Segundo Devos, "todos os arguidos do Tribunal Penal Internacional para o Ruanda utilizaram esta defesa, de que estão a ser processados por razões políticas e as testemunhas estariam preparadas para os acusar".

Juíza Aurélia Devos presidiu durante uma década à secção de "Crimes contra a Humanidade e Crimes de Guerra" do Ministério Público, em ParisFoto: Bruno Lévy

Alain Gauthier, cofundador da Associação de Denunciantes Civis para o Ruanda (CPCR, na sigla em francês), que representa 25 queixosos no caso, também questiona o argumento da pressão política.

"Eu pessoalmente, embora tenha estado muitas vezes no Ruanda, nunca testemunhei qualquer pressão sobre as testemunhas de defesa", comenta.

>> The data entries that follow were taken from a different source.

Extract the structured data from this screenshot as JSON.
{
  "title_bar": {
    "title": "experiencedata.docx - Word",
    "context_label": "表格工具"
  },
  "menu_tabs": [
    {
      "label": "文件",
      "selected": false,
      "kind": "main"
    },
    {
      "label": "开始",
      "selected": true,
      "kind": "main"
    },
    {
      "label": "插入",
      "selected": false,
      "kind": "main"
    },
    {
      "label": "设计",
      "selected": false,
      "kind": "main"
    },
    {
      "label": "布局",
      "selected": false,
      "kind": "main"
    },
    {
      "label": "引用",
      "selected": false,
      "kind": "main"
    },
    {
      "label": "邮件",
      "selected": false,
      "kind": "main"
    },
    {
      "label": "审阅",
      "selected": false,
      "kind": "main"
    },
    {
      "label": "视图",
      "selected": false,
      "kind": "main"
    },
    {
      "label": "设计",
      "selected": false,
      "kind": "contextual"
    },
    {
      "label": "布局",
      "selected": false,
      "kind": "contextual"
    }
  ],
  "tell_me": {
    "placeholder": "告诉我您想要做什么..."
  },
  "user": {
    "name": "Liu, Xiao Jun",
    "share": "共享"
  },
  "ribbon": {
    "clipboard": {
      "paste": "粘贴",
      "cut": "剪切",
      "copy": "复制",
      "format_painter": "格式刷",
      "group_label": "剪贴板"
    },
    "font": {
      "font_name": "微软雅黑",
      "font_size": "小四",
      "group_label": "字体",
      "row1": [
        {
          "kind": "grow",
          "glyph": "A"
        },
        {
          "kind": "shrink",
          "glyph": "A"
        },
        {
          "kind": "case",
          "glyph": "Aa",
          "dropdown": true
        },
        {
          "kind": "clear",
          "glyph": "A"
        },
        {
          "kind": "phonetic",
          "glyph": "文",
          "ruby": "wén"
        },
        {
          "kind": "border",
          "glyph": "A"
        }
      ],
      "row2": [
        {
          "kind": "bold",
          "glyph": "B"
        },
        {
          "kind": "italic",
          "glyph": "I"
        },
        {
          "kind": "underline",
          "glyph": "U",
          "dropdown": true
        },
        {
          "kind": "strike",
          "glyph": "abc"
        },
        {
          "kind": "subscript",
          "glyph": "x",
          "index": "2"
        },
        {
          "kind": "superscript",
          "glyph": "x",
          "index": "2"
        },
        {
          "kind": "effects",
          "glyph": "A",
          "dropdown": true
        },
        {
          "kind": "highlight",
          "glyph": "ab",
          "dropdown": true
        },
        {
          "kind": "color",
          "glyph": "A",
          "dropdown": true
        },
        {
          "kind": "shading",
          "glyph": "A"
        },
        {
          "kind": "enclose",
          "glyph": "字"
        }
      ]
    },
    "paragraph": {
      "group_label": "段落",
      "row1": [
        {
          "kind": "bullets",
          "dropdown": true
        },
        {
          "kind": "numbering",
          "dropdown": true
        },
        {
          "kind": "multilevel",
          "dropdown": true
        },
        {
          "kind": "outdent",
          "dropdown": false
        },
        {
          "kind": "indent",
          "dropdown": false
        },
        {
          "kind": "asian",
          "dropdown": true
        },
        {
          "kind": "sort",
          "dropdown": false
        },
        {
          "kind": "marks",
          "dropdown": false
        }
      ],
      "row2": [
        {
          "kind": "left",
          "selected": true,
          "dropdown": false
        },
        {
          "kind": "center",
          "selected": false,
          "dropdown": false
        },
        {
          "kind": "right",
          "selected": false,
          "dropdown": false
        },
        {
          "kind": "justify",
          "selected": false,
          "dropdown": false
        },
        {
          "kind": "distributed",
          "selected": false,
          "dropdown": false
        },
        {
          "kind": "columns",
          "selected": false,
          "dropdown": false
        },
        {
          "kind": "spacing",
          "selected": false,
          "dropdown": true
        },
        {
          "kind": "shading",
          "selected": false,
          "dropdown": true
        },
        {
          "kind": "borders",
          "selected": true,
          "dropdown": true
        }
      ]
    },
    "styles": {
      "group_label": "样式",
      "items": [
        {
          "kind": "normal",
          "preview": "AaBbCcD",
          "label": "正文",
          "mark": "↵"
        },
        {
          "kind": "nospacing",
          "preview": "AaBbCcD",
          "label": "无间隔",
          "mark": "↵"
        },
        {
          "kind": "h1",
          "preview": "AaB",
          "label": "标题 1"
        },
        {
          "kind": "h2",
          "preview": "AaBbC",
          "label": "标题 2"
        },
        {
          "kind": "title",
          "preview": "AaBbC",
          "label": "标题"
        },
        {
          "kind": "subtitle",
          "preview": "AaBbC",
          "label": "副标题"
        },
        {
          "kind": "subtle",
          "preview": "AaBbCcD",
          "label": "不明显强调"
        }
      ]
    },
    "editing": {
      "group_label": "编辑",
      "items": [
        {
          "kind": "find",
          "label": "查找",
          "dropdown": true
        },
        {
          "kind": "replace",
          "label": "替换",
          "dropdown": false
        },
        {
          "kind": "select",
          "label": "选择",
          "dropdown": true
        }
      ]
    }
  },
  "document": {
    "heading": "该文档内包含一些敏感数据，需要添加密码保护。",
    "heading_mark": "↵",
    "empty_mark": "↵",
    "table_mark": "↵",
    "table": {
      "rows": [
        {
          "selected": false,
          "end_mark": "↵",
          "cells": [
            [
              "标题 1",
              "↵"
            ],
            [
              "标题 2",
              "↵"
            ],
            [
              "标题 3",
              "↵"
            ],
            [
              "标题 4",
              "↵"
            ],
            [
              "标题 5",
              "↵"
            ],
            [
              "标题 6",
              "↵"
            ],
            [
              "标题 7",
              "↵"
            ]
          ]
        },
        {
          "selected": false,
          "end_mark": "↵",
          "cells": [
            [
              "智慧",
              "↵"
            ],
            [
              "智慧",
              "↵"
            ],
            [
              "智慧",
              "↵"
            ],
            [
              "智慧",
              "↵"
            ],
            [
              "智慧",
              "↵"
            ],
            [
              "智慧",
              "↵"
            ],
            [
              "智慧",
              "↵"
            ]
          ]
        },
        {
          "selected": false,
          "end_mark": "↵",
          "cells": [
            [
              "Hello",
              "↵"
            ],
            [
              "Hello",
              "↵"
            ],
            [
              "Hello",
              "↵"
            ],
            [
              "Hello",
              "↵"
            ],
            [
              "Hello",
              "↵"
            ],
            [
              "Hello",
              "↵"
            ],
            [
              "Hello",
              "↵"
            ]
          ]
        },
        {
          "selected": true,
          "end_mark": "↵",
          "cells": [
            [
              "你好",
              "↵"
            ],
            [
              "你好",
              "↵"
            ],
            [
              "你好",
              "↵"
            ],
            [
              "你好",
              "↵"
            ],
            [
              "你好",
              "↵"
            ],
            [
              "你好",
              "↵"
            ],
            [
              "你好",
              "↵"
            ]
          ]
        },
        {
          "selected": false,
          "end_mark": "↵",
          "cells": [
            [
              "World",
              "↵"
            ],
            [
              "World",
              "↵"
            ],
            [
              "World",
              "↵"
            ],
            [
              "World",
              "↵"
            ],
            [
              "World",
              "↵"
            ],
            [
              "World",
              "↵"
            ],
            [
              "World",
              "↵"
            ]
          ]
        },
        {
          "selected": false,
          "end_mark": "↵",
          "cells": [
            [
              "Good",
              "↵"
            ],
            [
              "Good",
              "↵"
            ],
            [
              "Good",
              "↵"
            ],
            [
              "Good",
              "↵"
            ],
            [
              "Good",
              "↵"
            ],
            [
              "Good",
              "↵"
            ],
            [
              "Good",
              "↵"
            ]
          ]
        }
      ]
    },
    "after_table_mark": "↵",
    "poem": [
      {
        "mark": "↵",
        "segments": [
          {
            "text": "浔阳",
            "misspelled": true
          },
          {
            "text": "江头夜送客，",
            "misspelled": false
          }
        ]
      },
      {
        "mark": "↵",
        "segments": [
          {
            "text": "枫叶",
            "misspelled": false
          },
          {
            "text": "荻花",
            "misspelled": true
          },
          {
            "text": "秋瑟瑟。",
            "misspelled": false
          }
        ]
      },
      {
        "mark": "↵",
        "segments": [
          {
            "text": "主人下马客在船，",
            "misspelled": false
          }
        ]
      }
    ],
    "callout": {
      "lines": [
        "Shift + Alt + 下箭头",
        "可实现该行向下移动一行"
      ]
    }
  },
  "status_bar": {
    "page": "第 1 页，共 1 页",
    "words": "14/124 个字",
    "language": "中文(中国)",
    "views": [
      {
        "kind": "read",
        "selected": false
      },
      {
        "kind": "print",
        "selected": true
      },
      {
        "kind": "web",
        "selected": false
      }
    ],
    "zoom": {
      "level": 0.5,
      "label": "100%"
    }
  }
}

Gauthier acrescenta que já assistiu a muitos julgamentos, mas este será simbólico para ele. "Desta vez, será julgado um médico cuja profissão é tratar pessoas, mas é acusado de ser responsável pela execução de muitos tutsis. Até aqui foram julgados soldados, presidentes de Câmara, milícias, mas nunca médicos."

Este será o sétimo julgamento em França sobre o genocídio ruandês. O país tem uma responsabilidade moral de julgar estes casos, considera a juíza Aurélia Devos: "De acordo com o princípio da não retroatividade, em França, não podemos deportar para o Ruanda pessoas acusadas de genocídio, porque, na altura, não havia uma lei sobre o genocídio. É por isso que temos de levar estes casos a tribunal aqui", afirma.

Espera-se que o veredito seja anunciado a 19 de dezembro.